Thank you, Michael. On Page 4, we highlight the Company’s key metrics for 2017. Net income was $5.2 million, reflecting a $15.2 million net benefit from the new Tax Act. This benefit is due to the required remeasurement of our next deferred tax liability at the new lower corporate rate of 21%, effective January 1, 2018. We tend to have sizable deferred tax liabilities, related to the recognition of taxable income, and those are insurance and mortgage businesses. For the year, we had a pretax loss for non-controlling interest of $9.5 million, of which $3.3 million is from continuing operations and $6.2 million is from discontinued operations. Adjusted EBITDA ended the year at $38 million on a combined basis.

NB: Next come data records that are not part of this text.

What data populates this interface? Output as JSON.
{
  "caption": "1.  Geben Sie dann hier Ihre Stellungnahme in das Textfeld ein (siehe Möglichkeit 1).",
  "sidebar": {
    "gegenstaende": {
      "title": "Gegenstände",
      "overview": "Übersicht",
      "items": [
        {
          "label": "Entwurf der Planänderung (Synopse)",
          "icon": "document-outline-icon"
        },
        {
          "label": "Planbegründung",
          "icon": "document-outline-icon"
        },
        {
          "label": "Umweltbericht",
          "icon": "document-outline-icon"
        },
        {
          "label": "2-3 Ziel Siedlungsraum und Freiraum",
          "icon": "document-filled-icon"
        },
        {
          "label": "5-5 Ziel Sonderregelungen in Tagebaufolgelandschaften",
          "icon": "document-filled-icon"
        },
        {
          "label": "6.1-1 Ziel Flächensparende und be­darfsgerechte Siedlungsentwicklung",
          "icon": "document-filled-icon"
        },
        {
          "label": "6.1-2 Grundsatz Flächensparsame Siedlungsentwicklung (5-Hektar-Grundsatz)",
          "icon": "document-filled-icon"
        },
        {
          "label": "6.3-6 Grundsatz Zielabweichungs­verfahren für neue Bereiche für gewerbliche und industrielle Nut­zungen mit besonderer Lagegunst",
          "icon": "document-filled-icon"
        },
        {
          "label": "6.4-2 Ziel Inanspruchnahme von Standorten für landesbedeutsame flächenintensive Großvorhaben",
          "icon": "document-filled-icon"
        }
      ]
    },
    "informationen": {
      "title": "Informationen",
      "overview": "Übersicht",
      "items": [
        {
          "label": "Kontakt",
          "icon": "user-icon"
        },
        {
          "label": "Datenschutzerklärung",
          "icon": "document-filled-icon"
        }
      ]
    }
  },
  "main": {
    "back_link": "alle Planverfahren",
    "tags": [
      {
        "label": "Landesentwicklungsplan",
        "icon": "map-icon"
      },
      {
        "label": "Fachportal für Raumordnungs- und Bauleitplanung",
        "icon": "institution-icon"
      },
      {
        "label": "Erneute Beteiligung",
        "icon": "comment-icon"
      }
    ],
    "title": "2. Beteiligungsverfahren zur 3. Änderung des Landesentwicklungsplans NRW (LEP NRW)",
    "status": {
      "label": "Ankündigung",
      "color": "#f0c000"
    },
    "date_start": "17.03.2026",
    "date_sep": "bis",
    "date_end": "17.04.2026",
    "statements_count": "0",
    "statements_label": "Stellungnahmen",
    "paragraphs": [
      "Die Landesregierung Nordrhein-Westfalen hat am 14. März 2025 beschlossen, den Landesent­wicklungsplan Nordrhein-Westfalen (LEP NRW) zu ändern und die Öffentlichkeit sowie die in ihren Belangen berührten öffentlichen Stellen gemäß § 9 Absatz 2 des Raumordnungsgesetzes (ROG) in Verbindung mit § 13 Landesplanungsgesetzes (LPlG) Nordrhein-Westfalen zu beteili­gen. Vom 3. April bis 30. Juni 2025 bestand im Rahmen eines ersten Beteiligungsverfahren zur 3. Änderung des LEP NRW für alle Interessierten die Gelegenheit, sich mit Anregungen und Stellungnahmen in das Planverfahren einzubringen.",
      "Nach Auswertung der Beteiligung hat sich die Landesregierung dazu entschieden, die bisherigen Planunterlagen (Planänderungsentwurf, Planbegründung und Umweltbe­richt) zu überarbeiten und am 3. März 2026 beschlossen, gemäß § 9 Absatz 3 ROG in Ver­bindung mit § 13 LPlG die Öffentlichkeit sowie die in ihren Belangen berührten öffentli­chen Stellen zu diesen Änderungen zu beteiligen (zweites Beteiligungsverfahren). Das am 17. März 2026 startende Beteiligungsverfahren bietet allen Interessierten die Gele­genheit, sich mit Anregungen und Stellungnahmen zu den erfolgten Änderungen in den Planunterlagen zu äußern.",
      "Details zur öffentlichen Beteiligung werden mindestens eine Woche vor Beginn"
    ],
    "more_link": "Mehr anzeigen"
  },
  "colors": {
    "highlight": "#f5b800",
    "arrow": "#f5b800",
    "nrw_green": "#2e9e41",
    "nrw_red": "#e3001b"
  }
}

Pretax income from continuing and discontinued operations declined a combined $52.8 million over 2016, and adjusted EBITDA was down $40.9 million. However, normalized EBITDA, which excludes stock-based compensation, realized and unrealized gains and losses and adjust for third-party non-controlling interest was slightly improved. Normalized EBITDA is a measure management considers when evaluating the ongoing earning capacity of our operations and our long-term return on invested capital. Our insurance company’s normalized EBITDA was up over 8%, supported by growth in both credit and warranty products. Corporate cost improved by $5.7 million as external audit fees and consulting expenses were substantially reduced. Interest expense was also reduced as we repaid a portion of our holding company indebtedness late in the year. Offsetting the growth in insurance and reduction in corporate expenses, where declines in distributions of $8.8 million, related to our CLO subordinated notes sale and lower management fees as our AUM declined. Our senior living business is now reported as discontinued operations. The $6.2 million pretax loss attributable to those operations is expected to be replaced in 2018 by approximately $12.1 million…

Michael Barnes

Analyst

Thanks, Sandra. So to provide a quick summary. In 2017, we refined and advanced our strategic objectives to grow our insurance business by growing premium, both organically and through acquisition, while maintaining profitable underwriting standards. We expect to continue to grow our insurance investment portfolio, in line with the business and to leverage Tiptree’s investment expertise to increase the total return of the insurance portfolio over the long term. Within Tiptree Capital, our asset management and mortgage businesses are stable. We are looking to further expand AUM as market conditions continue to improve, potentially in the other asset classes. We have significant liquidity and a delevered balance sheet available to support our long-term growth objectives. We believe our strategic effort to better position the company for growth and stable operating performance, while continuing to simplifying our overall structure should allow investors to better understand Tiptree’s intrinsic value. With that, we can open the line for questions.

Operator

Operator

Thank you. At this time, we will be conducting a question-and-answer session. [Operator Instructions] Ms. Bell, it seems there are no questions at this time. I’ll turn the floor back to you for any final comments.

Sandra Bell

Analyst

Thank you, Melissa. And thanks, everyone for joining us today. If you have any further questions, please free to reach out to me directly. This includes our year-end conference call. Thank you.

Operator

Operator

Thank you. This concludes today’s call. You may disconnect your lines at this time. Thank you for your participation.